Abstract

Deep reinforcement learning (DRL) has shown good performance in tackling Markov decision process (MDP) problems. As DRL optimizes a long-term reward, it is a promising approach to improving the energy efficiency of data center cooling. However, enforcement of thermal safety constraints during DRL’s state exploration is a main challenge. The widely adopted reward shaping approach adds negative reward when the exploratory action results in unsafety. Thus, it needs to experience sufficient unsafe states before it learns how to prevent unsafety. In this paper, we propose a safety-aware DRL framework for data center cooling control. It applies offline imitation learning and online post-hoc rectification to holistically prevent thermal unsafety during online DRL. In particular, the post-hoc rectification searches for the minimum modification to the DRL-recommended action such that the rectified action will not result in unsafety.

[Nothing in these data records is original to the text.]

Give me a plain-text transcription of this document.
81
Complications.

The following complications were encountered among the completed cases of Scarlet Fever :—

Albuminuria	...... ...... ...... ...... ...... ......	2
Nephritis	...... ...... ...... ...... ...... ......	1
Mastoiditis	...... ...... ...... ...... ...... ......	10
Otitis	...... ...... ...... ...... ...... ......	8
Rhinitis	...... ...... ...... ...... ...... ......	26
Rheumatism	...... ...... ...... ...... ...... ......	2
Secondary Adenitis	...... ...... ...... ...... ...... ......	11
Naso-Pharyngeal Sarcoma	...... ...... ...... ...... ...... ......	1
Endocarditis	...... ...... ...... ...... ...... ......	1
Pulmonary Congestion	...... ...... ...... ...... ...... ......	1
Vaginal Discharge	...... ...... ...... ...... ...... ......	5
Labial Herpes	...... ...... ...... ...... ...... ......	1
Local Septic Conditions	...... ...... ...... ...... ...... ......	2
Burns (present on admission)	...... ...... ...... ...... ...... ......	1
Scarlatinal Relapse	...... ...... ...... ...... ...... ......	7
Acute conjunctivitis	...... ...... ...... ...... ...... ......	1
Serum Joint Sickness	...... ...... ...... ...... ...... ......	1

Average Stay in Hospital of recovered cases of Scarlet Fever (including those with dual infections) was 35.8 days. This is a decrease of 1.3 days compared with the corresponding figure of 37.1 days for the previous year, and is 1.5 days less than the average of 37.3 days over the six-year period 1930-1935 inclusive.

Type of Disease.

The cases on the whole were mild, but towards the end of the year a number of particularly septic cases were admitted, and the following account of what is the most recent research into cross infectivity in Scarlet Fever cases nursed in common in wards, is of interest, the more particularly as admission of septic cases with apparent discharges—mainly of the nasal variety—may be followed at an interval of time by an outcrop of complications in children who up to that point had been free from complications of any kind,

The rectification is designed based on a thermal state transition model that is fitted using historical safe operation traces and able to extrapolate the transitions to unsafe states explored by DRL. Extensive evaluation for chilled water and direct expansion-cooled data centers in two climate conditions show that our approach saves 18% to 26.6% of total data center power compared with conventional control and reduces safety violations by 94.5% to 99% compared with reward shaping. We also extend the proposed framework to address data centers with non-uniform temperature distributions for detailed safety considerations. The evaluation shows that our approach saves 14% power usage compared with the PID control while addressing safety compliance during the training.